At age 44, Kimberly King spends her days babysitting her granddaughter Zariah.
The adorable toddler is adventurous, quick to wander across the living room for some exploration before returning to grandma’s lap for hugs and reassurance.
King is the matriarch of her busy family, with three generations under one roof, all depending on her for guidance and advice.
She and her husband, Marcus, hope to see this little one and her other six grandchildren grow up to excel in high school, college and beyond. One day, she’d like to watch them get married.
“All the good stuff,” King said.
But the clock is ticking.
King, of Wyoming, Michigan, is all too aware of her family history.
Her mother and grandmother both passed away at age 45. They both had diabetes and high blood pressure, just as she does.
“I have every sickness that they had,” she said. “Now I’m doing everything I need to be doing. I’m trying to keep myself balanced.”
It wasn’t always that way.
In the past, King didn’t take her Type 2 diabetes seriously. She didn’t exercise. Fast food had been a way of life.
“I thought if nobody sees me, I’m getting away with it,” she said.
Shortly after Zariah’s birth, King learned about Core Health, a free Spectrum Health Healthier Communities program for adults with diabetes, congestive heart failure or chronic obstructive pulmonary disease.
The program became a turning point in King’s health journey.
She’s now eating healthier, exercising and handling stress in a new way.
Despite her fear of needles, she is taking responsibility for her future. She gives herself daily insulin injections to control her blood glucose. She carefully monitors her diet, making adjustments as symptoms appear.
“It’s like I’m learning my body all over again,” King said.
The Core Health diabetes program helps patients learn to count carbs and embrace a healthier lifestyle.
The team, which includes a registered nurse, a social worker and community health workers, connects clients with other resources when underlying concerns prevent them from achieving optimal health. This can include steps to help them address food insecurity, inadequate housing or transportation issues. Services are available for English-speaking and Spanish-speaking individuals.
The program hinges on creating relationships, community health worker Dhania Peña said. It doesn’t just help clients set health goals—it aims to help them meet those goals.
This is only achievable by building strong relationships.
Peña said she has thoroughly enjoyed spending time with King.
“When Kimberly enrolled in the program, she had a lot of stressors, a lot of excuses and a lot of stuff going on,” she said. “All this stuff is happening and there was no balance.”
Peña immediately began to encourage King to take care of herself—emotionally and physically.
For King, that came in the form of mindfulness and meditation. She learned to clear her mind, explore her feelings and control her breathing.
“Her attitude started changing. She is more motivated and she believes in herself more,” Peña said. “If people don’t believe in themselves, it really gets in the way.”

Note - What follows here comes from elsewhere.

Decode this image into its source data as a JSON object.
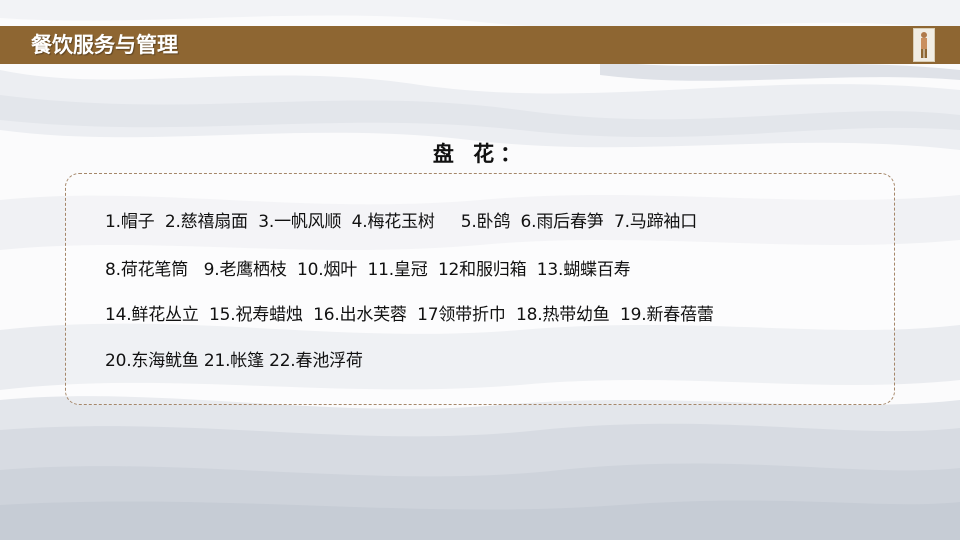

Today, Peña’s home visits with King might include a discussion about diet, comparing notes on meditation and maybe even a walk on the trails of Pinery Park near King’s apartment.

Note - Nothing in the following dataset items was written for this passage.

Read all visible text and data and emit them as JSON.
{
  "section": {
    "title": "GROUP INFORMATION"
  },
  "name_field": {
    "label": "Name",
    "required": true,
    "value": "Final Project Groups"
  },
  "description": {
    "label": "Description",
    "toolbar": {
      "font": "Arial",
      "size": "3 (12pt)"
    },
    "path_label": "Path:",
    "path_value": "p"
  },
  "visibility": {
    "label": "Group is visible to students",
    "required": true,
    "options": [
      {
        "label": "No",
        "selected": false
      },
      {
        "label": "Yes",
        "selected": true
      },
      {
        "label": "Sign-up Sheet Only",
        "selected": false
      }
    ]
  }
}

“My goal is to empower people and help them see their true potential,” Peña said. “We help support people so they feel confident in themselves to walk in their journey with diabetes and congestive heart failure.”
By all accounts, it’s working.
“It made me a better person,” King said. “It’s definitely a learning experience for me. I’m hopeful about the future and clinging on to God to get me through.”